Monday, July 21

Día de Muertos

Greta Garb-oh!
Living in the Southwest, Momma has become a fan of many Mexican and Hispanic traditions.

One of her favorites is the calavera (Spanish for "skull"), a sugar or clay model of a human skull which is used in the Mexican celebration of the Day of the Dead and the Roman Catholic holiday All Souls Day. 

So she went a little nuts when she spotted this fabric decorated with colorful calaveras. (Momma decided that My Dear Friend Josefina's Feast Outfit was the perfect pattern for this outfit.) She chose a sparkly, white calico for the camisa to mimic the sugar skulls.

The China poblana (or Chinese Pueblan) is known as a traditional dress for women in the Mexican Republic, although it was only worn in some urban areas in the middle and southeast of the country, before it disappeared in the second half of the 19th century.
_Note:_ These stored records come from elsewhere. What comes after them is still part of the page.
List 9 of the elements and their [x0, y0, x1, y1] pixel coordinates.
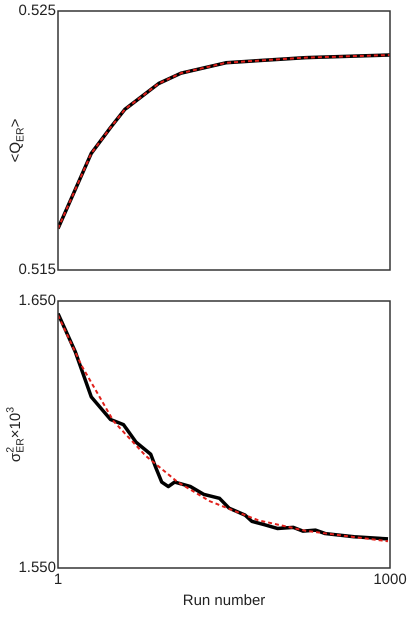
x-tick-label: 1 — [54, 571, 62, 588]
x-tick-label: 1000 — [373, 571, 407, 588]
y-tick-label: 0.515 — [18, 261, 56, 278]
x-axis-title: Run number — [182, 592, 266, 610]
y-tick-label: 1.650 — [18, 292, 56, 310]
y-tick-label: 0.525 — [18, 2, 56, 20]
y-tick-label: 1.550 — [18, 559, 56, 576]
y-axis-title: <QER> — [7, 118, 26, 162]
y-axis-title: σ2ER×103 — [4, 406, 26, 462]
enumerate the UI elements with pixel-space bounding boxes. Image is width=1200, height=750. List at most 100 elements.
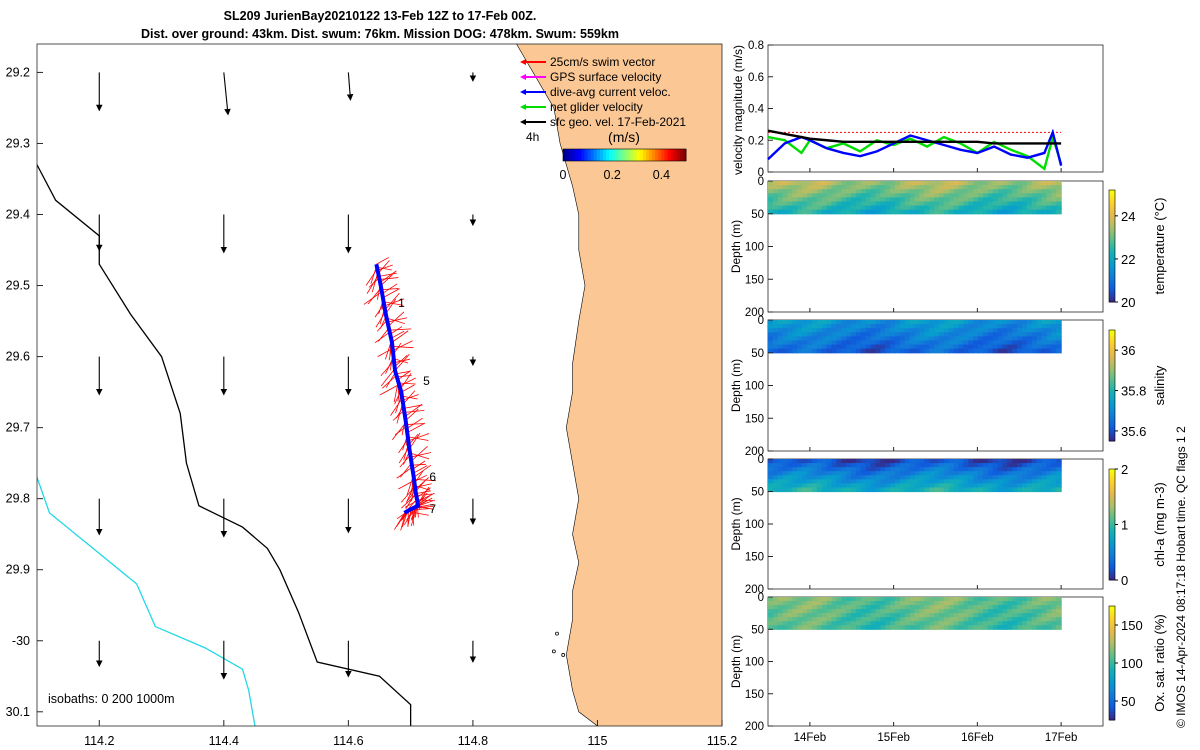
heatmap-cell <box>870 459 877 464</box>
heatmap-cell <box>943 487 950 493</box>
heatmap-cell <box>1012 483 1018 489</box>
heatmap-cell <box>924 328 930 333</box>
depth-tick-label: 50 <box>751 487 764 499</box>
heatmap-cell <box>963 613 969 618</box>
heatmap-cell <box>1041 181 1048 186</box>
heatmap-cell <box>1036 483 1043 489</box>
heatmap-cell <box>797 336 803 342</box>
heatmap-cell <box>987 181 994 186</box>
heatmap-cell <box>953 181 960 186</box>
heatmap-cell <box>987 209 994 215</box>
colorbar-tick: 0.2 <box>604 168 621 182</box>
heatmap-cell <box>1017 597 1023 602</box>
heatmap-cell <box>943 181 950 186</box>
heatmap-cell <box>792 320 798 325</box>
heatmap-cell <box>987 479 994 484</box>
heatmap-cell <box>802 209 808 215</box>
heatmap-cell <box>860 209 867 215</box>
heatmap-cell <box>768 320 774 325</box>
heatmap-cell <box>1046 605 1052 610</box>
heatmap-cell <box>807 320 813 325</box>
heatmap-cell <box>816 605 823 610</box>
heatmap-cell <box>948 340 955 346</box>
heatmap-cell <box>826 344 833 350</box>
heatmap-cell <box>934 609 940 614</box>
heatmap-cell <box>821 201 828 207</box>
swim-vector <box>377 348 393 357</box>
heatmap-cell <box>938 185 945 190</box>
heatmap-cell <box>777 609 784 614</box>
heatmap-cell <box>948 344 955 350</box>
heatmap-cell <box>1036 320 1043 325</box>
heatmap-cell <box>909 348 916 354</box>
heatmap-cell <box>777 483 784 489</box>
heatmap-cell <box>909 332 916 337</box>
heatmap-cell <box>880 609 886 614</box>
heatmap-cell <box>846 332 852 337</box>
heatmap-cell <box>1022 348 1028 354</box>
heatmap-cell <box>978 320 984 325</box>
heatmap-cell <box>934 332 940 337</box>
heatmap-cell <box>1031 479 1038 484</box>
heatmap-cell <box>1012 340 1018 346</box>
heatmap-cell <box>841 185 847 190</box>
heatmap-cell <box>782 625 789 630</box>
heatmap-cell <box>851 467 857 472</box>
heatmap-cell <box>948 459 955 464</box>
heatmap-cell <box>802 463 808 468</box>
heatmap-cell <box>1031 463 1038 468</box>
heatmap-cell <box>968 332 974 337</box>
heatmap-cell <box>1051 475 1057 480</box>
heatmap-cell <box>851 332 857 337</box>
heatmap-cell <box>958 613 965 618</box>
heatmap-cell <box>1056 609 1062 614</box>
heatmap-cell <box>1031 605 1038 610</box>
heatmap-cell <box>929 609 935 614</box>
heatmap-cell <box>1022 609 1028 614</box>
heatmap-cell <box>963 320 969 325</box>
heatmap-cell <box>968 181 974 186</box>
y-tick-label: 29.7 <box>6 421 30 435</box>
heatmap-cell <box>1056 201 1062 207</box>
heatmap-cell <box>1051 597 1057 602</box>
heatmap-cell <box>807 332 813 337</box>
colorbar-cell <box>1109 391 1115 395</box>
heatmap-cell <box>968 193 974 198</box>
heatmap-cell <box>836 209 842 215</box>
heatmap-cell <box>802 193 808 198</box>
colorbar-cell <box>1109 212 1115 216</box>
swim-vector <box>390 397 403 416</box>
heatmap-cell <box>992 328 999 333</box>
heatmap-cell <box>948 463 955 468</box>
heatmap-cell <box>909 344 916 350</box>
heatmap-cell <box>890 197 896 203</box>
heatmap-cell <box>768 467 774 472</box>
heatmap-cell <box>1002 597 1008 602</box>
heatmap-cell <box>914 348 921 354</box>
heatmap-cell <box>890 209 896 215</box>
heatmap-cell <box>768 205 774 211</box>
swim-vector <box>410 445 428 462</box>
heatmap-cell <box>846 613 852 618</box>
heatmap-cell <box>934 320 940 325</box>
heatmap-cell <box>1031 483 1038 489</box>
heatmap-cell <box>914 625 921 630</box>
colorbar-cell <box>679 149 684 161</box>
heatmap-cell <box>1036 597 1043 602</box>
heatmap-cell <box>934 209 940 215</box>
heatmap-cell <box>797 205 803 211</box>
heatmap-cell <box>987 348 994 354</box>
heatmap-cell <box>1026 193 1033 198</box>
heatmap-cell <box>997 193 1004 198</box>
heatmap-cell <box>899 328 906 333</box>
heatmap-cell <box>953 463 960 468</box>
heatmap-cell <box>880 185 886 190</box>
x-tick-label: 115 <box>587 734 607 748</box>
heatmap-cell <box>836 197 842 203</box>
heatmap-cell <box>1051 340 1057 346</box>
heatmap-cell <box>870 463 877 468</box>
heatmap-cell <box>787 479 794 484</box>
heatmap-cell <box>948 617 955 622</box>
heatmap-cell <box>899 189 906 194</box>
colorbar-cell <box>1109 276 1115 281</box>
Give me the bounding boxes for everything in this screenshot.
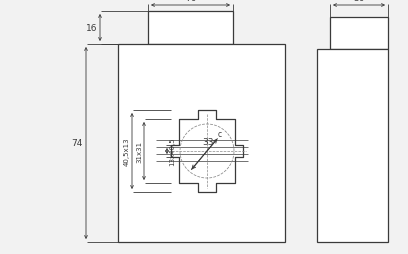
Bar	[118, 45, 285, 242]
Bar	[330, 18, 388, 50]
Text: 70: 70	[185, 0, 196, 3]
Bar	[317, 50, 388, 242]
Text: 31x31: 31x31	[136, 140, 142, 162]
Text: 13x40,5: 13x40,5	[169, 137, 175, 166]
Bar	[148, 12, 233, 45]
Text: 30: 30	[353, 0, 365, 3]
Bar	[148, 12, 233, 45]
Text: c: c	[218, 130, 222, 138]
Text: 16: 16	[86, 24, 97, 33]
Bar	[118, 45, 285, 242]
Text: 33: 33	[202, 137, 213, 146]
Text: 40,5x13: 40,5x13	[124, 137, 130, 166]
Bar	[317, 50, 388, 242]
Text: 74: 74	[72, 139, 83, 148]
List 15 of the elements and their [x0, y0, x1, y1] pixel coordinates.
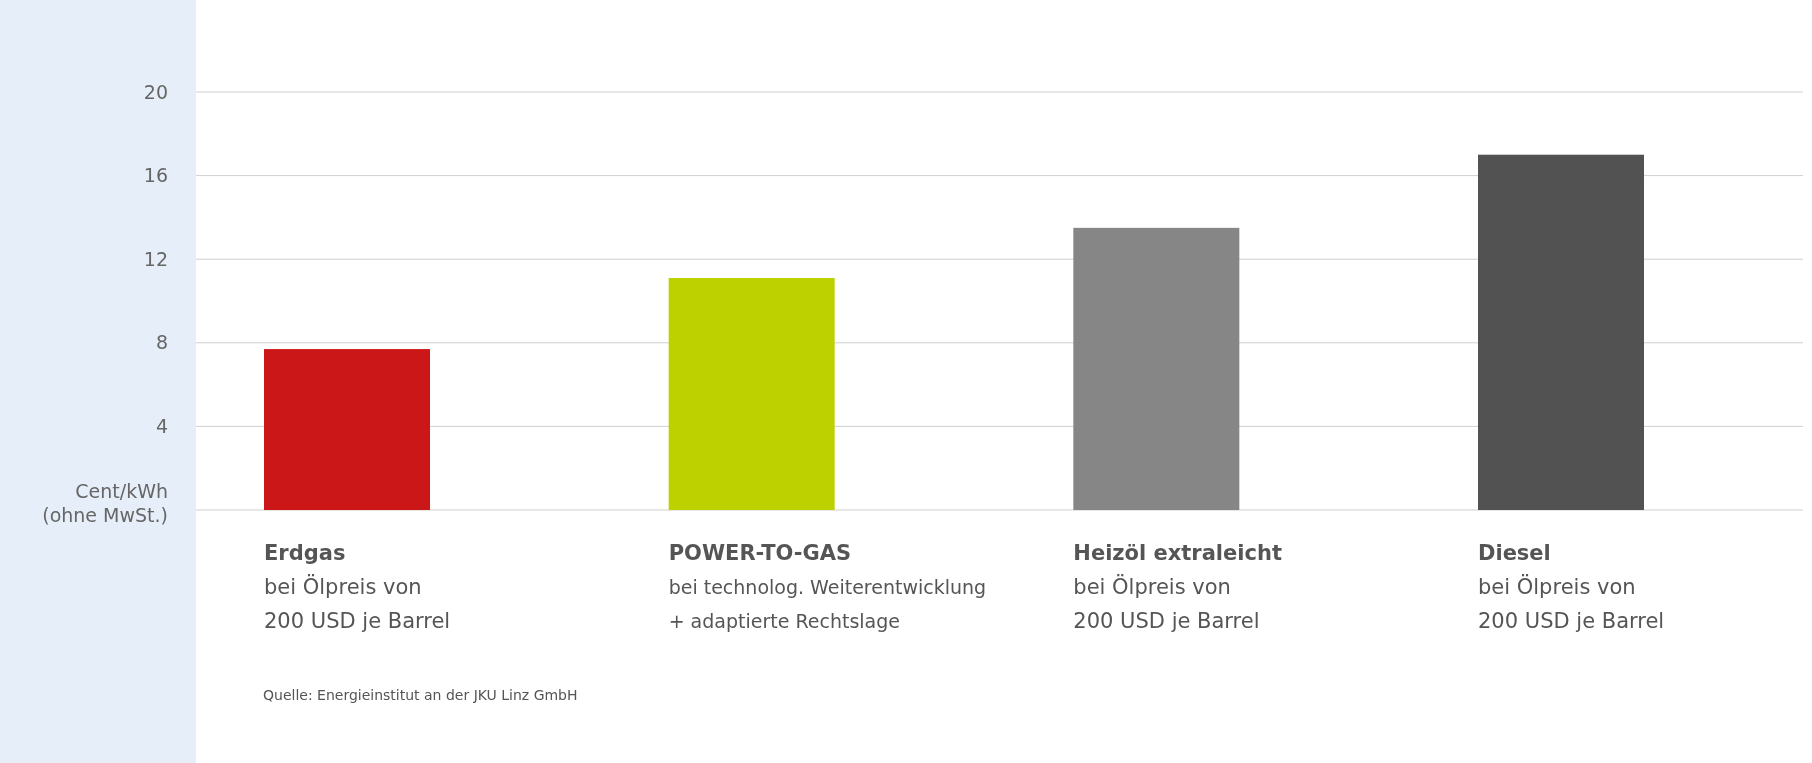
y-axis-title: Cent/kWh (ohne MwSt.): [42, 480, 168, 526]
bar: [1073, 227, 1240, 510]
bar: [264, 349, 430, 510]
x-tick-label: Erdgas bei Ölpreis von 200 USD je Barrel: [264, 541, 451, 633]
bar: [668, 278, 835, 510]
y-tick-label: 12: [143, 247, 168, 270]
y-tick-label: 8: [155, 331, 168, 354]
x-tick-label: Heizöl extraleicht bei Ölpreis von 200 USD je Barrel: [1073, 541, 1282, 633]
x-tick-label: Diesel bei Ölpreis von 200 USD je Barrel: [1478, 541, 1665, 633]
source-note: Quelle: Energieinstitut an der JKU Linz GmbH: [263, 687, 578, 703]
y-tick-label: 4: [155, 415, 168, 438]
y-tick-label: 20: [143, 80, 168, 103]
bar: [1478, 154, 1644, 510]
x-tick-label: POWER-TO-GAS bei technolog. Weiterentwicklung + adaptierte Rechtslage: [668, 541, 987, 632]
y-tick-label: 16: [143, 164, 168, 187]
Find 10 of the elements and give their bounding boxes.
The China poblana is made with a white blouse, with fringing and embroidery in geometric and floral designs in bright colors. (The blouse was sufficiently low-cut to allow part of the neck and the bosom to be seen.)

A castor skirt (or "beaver"), named after the material it was made from, was decorated with sequins and camarones (literally, shrimp) that formed geometric and floral shapes. 

A white slip with the lower hem criss-crossed with zig-zagged lacework would peek out under the skirt, and served to keep the form of a woman attired in the china dress from showing in silhouette.

Clementine loves her new outfit! Don't you?


  1. I do love it! It's awesome!
    It's funny, my three favorite times of the year are Christmas, Easter, and All Souls. I approach Halloween from the celebrating souls end of the spectrum (no the chainsaws and other ick).

  2. I absolutely love this! We have always celebrated El Día de Los Muertos and would like our person to make a dress like that! It's wonderful. Josefina could wear it and I will stick to eating the sugar skulls!